This type of icon is known as a Virgin Eleousa or Virgin of Tenderness, characterized by the touching cheeks of Mother and Child, in a composition that combines spiritual majesty with human sympathy. The icon signifies the Christian doctrine of the Incarnation: Christ born of human flesh and destined to die for the sake of humankind. The gaze of Mary, who cradles the Christ child, is filled with a sense of pathos, born of the knowledge of Christ’s future sacrifice.
Of course, for anyone who doesn’t subscribe to the Christian doctrine of the Incarnation, the image can be appreciated as a representation of the human bond between mother and child, and the universal ideal of tender, protective motherly love.
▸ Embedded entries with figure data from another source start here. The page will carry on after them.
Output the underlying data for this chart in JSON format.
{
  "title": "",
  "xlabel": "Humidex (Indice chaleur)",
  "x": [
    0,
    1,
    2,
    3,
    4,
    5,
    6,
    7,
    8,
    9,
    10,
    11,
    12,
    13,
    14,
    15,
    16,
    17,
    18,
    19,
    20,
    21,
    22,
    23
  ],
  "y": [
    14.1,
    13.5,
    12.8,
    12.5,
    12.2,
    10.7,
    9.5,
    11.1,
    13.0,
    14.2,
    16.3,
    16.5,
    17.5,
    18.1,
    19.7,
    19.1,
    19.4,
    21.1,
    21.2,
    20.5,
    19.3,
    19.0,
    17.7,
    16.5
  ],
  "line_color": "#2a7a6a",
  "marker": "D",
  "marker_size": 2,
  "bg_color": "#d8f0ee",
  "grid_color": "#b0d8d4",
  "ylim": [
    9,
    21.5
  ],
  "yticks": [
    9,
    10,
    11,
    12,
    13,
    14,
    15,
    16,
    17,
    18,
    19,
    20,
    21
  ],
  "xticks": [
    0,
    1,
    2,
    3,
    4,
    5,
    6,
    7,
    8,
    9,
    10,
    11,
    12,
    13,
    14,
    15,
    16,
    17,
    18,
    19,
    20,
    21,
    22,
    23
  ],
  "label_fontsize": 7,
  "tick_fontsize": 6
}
This particular icon is rare in that it can be attributed to a specific icon painter, Angelos Akotantos (died c. 1450), who signed as many as 30 icons and to whom an additional 20 are reliably attributed. Active in the early-to-mid 15th century, Akotantos had a workshop in Candia, the capital of Crete. From here he supplied icons to Greek churches and monasteries on Crete, Patmos, Rhodes and elsewhere.
The large size of this icon may suggest its original placement on a templon in an Orthodox church. A templon (from Greek meaning "temple”) is a feature of Byzantine churches, similar to an alter rail or rood screen; a barrier separating the laity in the nave from the priests preparing the sacraments at the altar. The templon first appeared in Christian churches around the fifth century AD and eventually evolved into the modern iconostasis, (a wall of icons and religious paintings) still found in Orthodox churches today.
Icons of this importance rarely appear on the market, and this painting stands out as one of the most significant icons to enter an American museum collection in recent years.